Dent, now Two-Face, had been broken, forced off of his righteous path to become a desperate man looking for revenge and justice by any means necessary, including murder, a line Wayne would never cross. Again, what they both seek, or at least what they started off having in common, was to fix what was wrong with the world.

This is the role I can see Catwoman fitting into.

No longer a flat-out villain, she’s taken on a more morally ambiguous role over the last couple of decades.

She’s Batman’s adversary, occasional ally and the perpetual Diane Chambers to his Sam Malone. It is her grey moral stance that will make her an interesting addition to the films, especially given Batman’s choice to assume the responsibility for Dent’s death so as to preserve his public image and begin a life as a hunted man.

There’s no doubt that their unorthodox approaches to life as outlaws will make for a good time at the movies.

But what about the TMI-factor?

Batman Begins had Scarecrow, who like Wayne used fear as a weapon.

The Dark Knight showed us a Joker who openly taunted Batman with the fact that neither man is all that different and that it wouldn’t take much for Batman to become just another freak in a mask, which he proved by breaking Dent. Scarecrow and Joker are the stark, nightmarish reflections of the life Wayne has chosen. And while I can’t imagine him being as psychologically driven, Bane just might follow in their footsteps.
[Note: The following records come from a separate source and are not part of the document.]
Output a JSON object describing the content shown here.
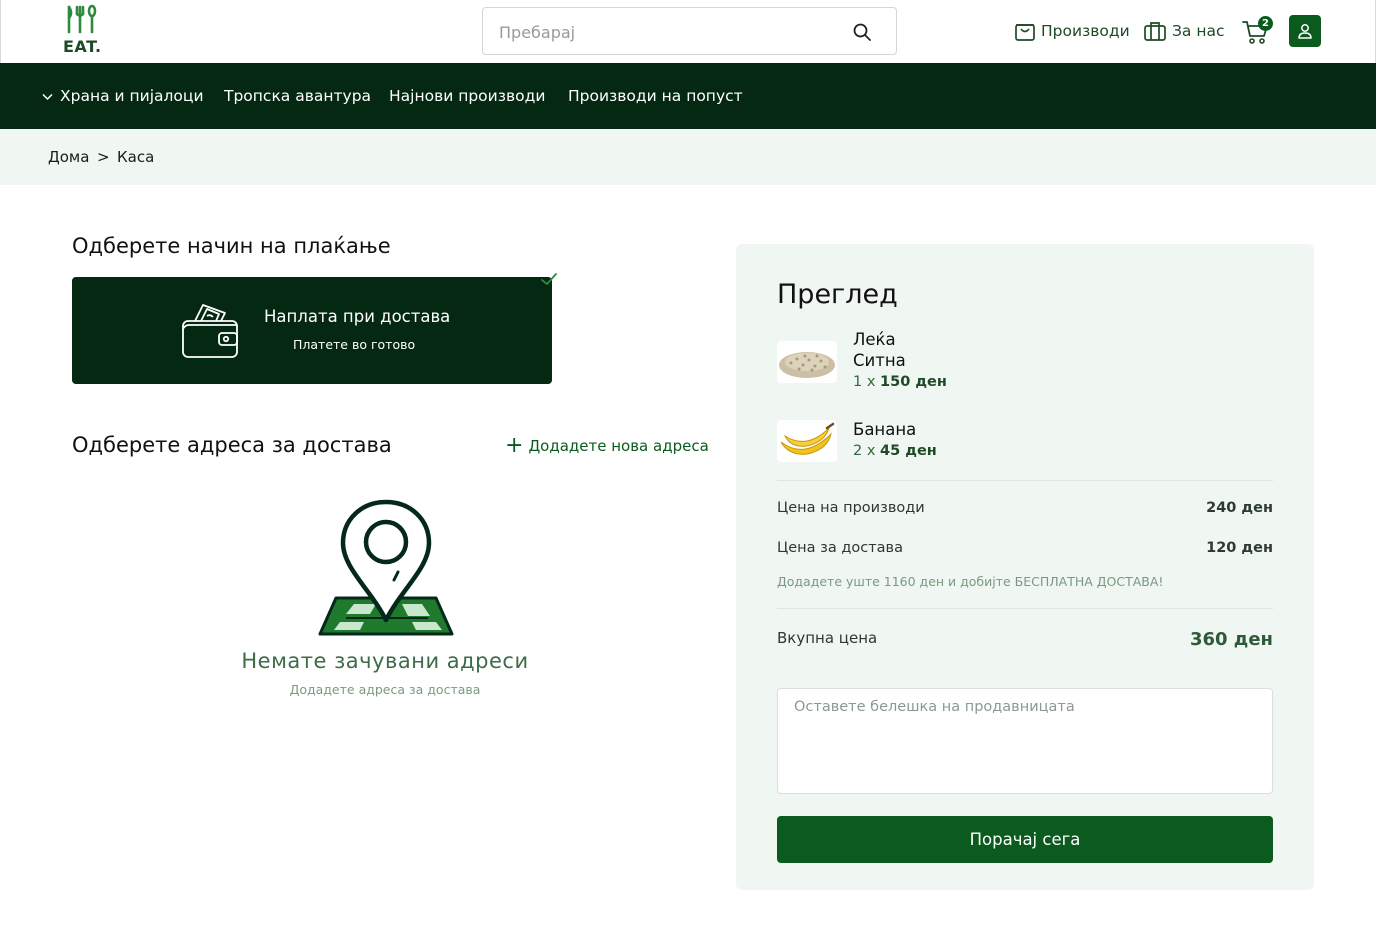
{
  "header": {
    "logo_text": "EAT.",
    "search_placeholder": "Пребарај",
    "nav_products": "Производи",
    "nav_about": "За нас",
    "cart_count": "2"
  },
  "main_nav": {
    "items": [
      "Храна и пијалоци",
      "Тропска авантура",
      "Најнови производи",
      "Производи на попуст"
    ]
  },
  "breadcrumb": {
    "home": "Дома",
    "separator": ">",
    "current": "Каса"
  },
  "payment": {
    "heading": "Одберете начин на плаќање",
    "option_title": "Наплата при достава",
    "option_subtitle": "Платете во готово",
    "selected": true
  },
  "address": {
    "heading": "Одберете адреса за достава",
    "add_label": "Додадете нова адреса",
    "empty_title": "Немате зачувани адреси",
    "empty_subtitle": "Додадете адреса за достава"
  },
  "summary": {
    "title": "Преглед",
    "items": [
      {
        "name_line1": "Леќа",
        "name_line2": "Ситна",
        "qty": "1 x",
        "price": "150 ден"
      },
      {
        "name_line1": "Банана",
        "name_line2": "",
        "qty": "2 x",
        "price": "45 ден"
      }
    ],
    "products_label": "Цена на производи",
    "products_value": "240 ден",
    "delivery_label": "Цена за достава",
    "delivery_value": "120 ден",
    "promo": "Додадете уште 1160 ден и добијте БЕСПЛАТНА ДОСТАВА!",
    "total_label": "Вкупна цена",
    "total_value": "360 ден",
    "note_placeholder": "Оставете белешка на продавницата",
    "order_button": "Порачај сега"
  },
  "colors": {
    "brand_dark": "#042812",
    "brand": "#0b5a1e",
    "light_bg": "#f0f6f2"
  }
}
Again, Batman is an outlaw. The city has turned on him and as far as everyone who isn’t Alfred or Commissioner Gordon is concerned, there is no difference between him and a menace like Bane.

Both are just a couple of freaks.

What Bane really brings to the table is a villain who is an actual physical threat to Batman.

Toe-to-toe, no weapons allowed, none of the villains in Nolan’s films were much of a threat. At best, al Ghul gave him an equal fight. But Bane can crush him, as shown when he broke Batman’s spine over his knee in the 90s.

Bane will push Batman to the very limits of his own physical capabilities, the same way the Batman absolutely runs house on the petty thugs and gangsters he’s so used to slapping up and down Gotham’s streets. Like Scarecrow and The Joker, Bane will give Batman a taste of his own medicine.

So Bane?

I’m not psyched about it, but Nolan has done wonders for Batman, not the least of which includes washing the taste of Batman Forever and Batman and Robin from out collective mouths. If stuck choosing between Bane at the hands of a competent filmmaker or the Riddler at the hands of a spandex clad Jim Carrey, well, I don’t think we need bother riddling Batman with that one.

Nolan is no Schumacher, so who knows.